Gelet op de ernst van de feiten, de grote maatschappelijke gevolgen van de feiten, de grote hoeveelheid feiten, het aanhoudende handelen van verdachte en zijn prominente rol bij de aanslagen, acht de rechtbank enkel een zeer langdurige onvoorwaardelijke gevangenisstraf in deze zaak passend. De rechtbank legt aan verdachte een hogere straf op dan aan de uitvoerders van de aanslagen. Zonder de rol van verdachte waren de uitvoerders niet tot het plegen van deze aanslagen overgegaan. Zij kregen immers van verdachte de opdracht, de adresgegevens en de vuurwerkbommen. Hij liet hen vervolgens het vuile werk opknappen en zorgde er zelf voor dat hij zoveel mogelijk buiten beeld bleef. Zo kwam hij niet in beeld in de buurt van de plaatsen delict, verbrandde hij de adresbriefjes zodra hij de informatie die hierop stond gedeeld had en deelde hij zo min mogelijk informatie via telecommunicatie. De politie heeft een WOD-traject moeten inzetten om achter de opdrachtgevers van deze vreselijke aanslagen te komen.
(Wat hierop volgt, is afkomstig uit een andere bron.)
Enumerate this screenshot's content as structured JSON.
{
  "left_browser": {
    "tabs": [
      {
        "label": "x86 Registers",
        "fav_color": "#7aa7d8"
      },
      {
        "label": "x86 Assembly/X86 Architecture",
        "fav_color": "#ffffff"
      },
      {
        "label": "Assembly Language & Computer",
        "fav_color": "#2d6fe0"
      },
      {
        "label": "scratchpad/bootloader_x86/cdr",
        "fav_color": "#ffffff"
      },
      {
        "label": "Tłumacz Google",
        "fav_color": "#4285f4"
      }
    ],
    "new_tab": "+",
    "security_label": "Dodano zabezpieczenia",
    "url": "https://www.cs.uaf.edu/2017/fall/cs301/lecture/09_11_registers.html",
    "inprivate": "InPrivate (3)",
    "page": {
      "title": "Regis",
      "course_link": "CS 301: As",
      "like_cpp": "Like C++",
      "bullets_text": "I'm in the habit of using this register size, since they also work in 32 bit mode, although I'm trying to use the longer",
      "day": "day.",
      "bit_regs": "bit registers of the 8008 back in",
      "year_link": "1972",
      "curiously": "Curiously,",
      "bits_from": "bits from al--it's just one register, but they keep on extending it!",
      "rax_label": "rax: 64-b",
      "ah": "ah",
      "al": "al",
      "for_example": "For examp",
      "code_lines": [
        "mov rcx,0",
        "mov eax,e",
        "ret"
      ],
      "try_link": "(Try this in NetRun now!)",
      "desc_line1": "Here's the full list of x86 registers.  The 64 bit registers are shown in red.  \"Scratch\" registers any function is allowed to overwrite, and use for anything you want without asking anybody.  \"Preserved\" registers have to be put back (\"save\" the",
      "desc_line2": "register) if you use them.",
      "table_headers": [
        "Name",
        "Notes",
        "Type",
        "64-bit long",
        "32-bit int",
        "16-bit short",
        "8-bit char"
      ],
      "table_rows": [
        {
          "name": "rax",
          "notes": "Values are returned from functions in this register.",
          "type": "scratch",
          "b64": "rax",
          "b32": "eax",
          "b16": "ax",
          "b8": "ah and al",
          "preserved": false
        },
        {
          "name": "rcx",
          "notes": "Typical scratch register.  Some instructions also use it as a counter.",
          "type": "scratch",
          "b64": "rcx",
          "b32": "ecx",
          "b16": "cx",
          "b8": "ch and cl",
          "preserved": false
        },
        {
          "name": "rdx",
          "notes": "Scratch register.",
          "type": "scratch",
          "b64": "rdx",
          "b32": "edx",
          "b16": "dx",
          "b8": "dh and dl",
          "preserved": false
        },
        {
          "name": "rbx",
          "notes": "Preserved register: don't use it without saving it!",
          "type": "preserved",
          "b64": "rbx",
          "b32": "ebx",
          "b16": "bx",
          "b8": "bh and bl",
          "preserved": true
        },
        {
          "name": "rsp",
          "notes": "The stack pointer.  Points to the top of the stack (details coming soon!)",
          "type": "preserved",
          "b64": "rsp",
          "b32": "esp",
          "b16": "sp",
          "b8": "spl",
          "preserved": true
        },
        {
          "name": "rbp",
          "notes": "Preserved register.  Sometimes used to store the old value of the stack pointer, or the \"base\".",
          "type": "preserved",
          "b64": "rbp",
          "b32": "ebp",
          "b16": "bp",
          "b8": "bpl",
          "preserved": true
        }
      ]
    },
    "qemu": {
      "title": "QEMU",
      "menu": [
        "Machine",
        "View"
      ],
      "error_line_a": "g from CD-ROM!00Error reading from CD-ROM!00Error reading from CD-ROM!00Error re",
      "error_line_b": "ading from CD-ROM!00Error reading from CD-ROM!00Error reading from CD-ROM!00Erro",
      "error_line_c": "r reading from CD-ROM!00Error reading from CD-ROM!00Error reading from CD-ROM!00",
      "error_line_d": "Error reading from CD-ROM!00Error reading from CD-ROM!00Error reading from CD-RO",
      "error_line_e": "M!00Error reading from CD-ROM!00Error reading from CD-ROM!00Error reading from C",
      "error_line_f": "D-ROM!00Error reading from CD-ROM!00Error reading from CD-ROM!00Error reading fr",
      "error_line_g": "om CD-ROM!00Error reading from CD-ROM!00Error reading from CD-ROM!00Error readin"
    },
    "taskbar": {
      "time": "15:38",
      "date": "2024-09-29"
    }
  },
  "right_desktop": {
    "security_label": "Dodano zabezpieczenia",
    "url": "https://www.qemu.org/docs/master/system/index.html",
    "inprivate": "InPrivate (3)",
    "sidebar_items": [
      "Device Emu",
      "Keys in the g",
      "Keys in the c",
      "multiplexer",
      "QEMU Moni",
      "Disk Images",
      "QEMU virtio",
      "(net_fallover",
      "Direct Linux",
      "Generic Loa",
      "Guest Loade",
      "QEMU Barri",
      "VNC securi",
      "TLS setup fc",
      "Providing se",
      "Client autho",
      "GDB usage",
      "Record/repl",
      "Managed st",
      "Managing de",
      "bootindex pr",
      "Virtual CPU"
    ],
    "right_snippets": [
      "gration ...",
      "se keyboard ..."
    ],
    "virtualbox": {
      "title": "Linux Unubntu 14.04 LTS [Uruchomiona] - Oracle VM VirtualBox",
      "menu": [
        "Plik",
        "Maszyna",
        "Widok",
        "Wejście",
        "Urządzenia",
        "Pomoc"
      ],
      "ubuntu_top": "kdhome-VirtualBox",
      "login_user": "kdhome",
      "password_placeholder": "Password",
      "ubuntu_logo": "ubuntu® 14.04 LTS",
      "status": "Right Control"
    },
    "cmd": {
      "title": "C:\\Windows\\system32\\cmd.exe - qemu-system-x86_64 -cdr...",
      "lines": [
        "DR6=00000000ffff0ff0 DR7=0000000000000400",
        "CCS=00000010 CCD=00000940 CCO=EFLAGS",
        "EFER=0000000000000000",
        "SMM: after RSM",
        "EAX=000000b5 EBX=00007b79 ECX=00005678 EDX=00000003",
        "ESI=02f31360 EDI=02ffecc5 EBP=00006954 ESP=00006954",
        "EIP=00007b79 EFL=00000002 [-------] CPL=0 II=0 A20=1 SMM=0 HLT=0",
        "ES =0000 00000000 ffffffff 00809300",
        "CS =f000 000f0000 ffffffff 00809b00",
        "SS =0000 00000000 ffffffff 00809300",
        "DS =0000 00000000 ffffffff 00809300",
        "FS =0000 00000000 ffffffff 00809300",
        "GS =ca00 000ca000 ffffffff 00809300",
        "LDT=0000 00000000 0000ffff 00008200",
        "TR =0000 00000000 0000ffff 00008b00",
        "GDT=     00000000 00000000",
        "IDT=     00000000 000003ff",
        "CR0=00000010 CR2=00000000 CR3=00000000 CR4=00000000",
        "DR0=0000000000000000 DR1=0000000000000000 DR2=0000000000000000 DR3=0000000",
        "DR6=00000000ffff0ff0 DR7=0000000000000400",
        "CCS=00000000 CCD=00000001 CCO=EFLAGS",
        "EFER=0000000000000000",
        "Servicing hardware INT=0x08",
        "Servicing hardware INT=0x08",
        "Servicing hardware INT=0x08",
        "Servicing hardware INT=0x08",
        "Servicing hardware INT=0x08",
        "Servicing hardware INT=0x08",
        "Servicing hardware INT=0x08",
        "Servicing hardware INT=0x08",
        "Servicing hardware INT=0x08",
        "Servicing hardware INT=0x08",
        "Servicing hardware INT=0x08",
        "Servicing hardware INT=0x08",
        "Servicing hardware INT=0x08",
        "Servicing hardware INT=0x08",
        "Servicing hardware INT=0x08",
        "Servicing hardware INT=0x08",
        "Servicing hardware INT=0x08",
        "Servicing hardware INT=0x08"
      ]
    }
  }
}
Alles overziend, is de rechtbank van oordeel dat een gevangenisstraf voor de duur van 10 jaren, met aftrek van de tijd die verdachte in verzekering en in voorlopige hechtenis heeft doorgebracht, in deze zaak passend en geboden is. Omdat de rechtbank minder feiten bewezen heeft verklaard dan de officier van justitie heeft gevorderd, komt zij tot een lagere straf dan is geëist.
Tenuitvoerlegging van de opgelegde gevangenisstraf zal volledig plaatsvinden binnen de penitentiaire inrichting, tot het moment dat verdachte in aanmerking komt voor deelname aan een penitentiair programma, als bedoeld in artikel 4 Penitentiaire beginselenwet, dan wel de regeling van voorwaardelijke invrijheidstelling, als bedoeld in artikel 6 :2:10 Wetboek van Strafvordering, aan de orde is.
8. De beoordeling van de civiele vorderingen
[slachtoffer 5]
De benadeelde partij [slachtoffer 5] heeft in verband met het onder parketnummer 05/780030-21 feit 4 ten laste gelegde een vordering tot schadevergoeding ingediend. De benadeelde partij vordert € 7.196,05 aan materiële schade en € 7.500,- aan smartengeld, telkens vermeerderd met de wettelijke rente. Verder is om oplegging van de schadevergoedingsmaatregel verzocht.
Standpunten
De officier van justitie heeft zich op het standpunt gesteld dat de vordering van de benadeelde partij kan worden toegewezen, met toekenning van de wettelijke rente, en vordert oplegging van de schadevergoedingsmaatregel.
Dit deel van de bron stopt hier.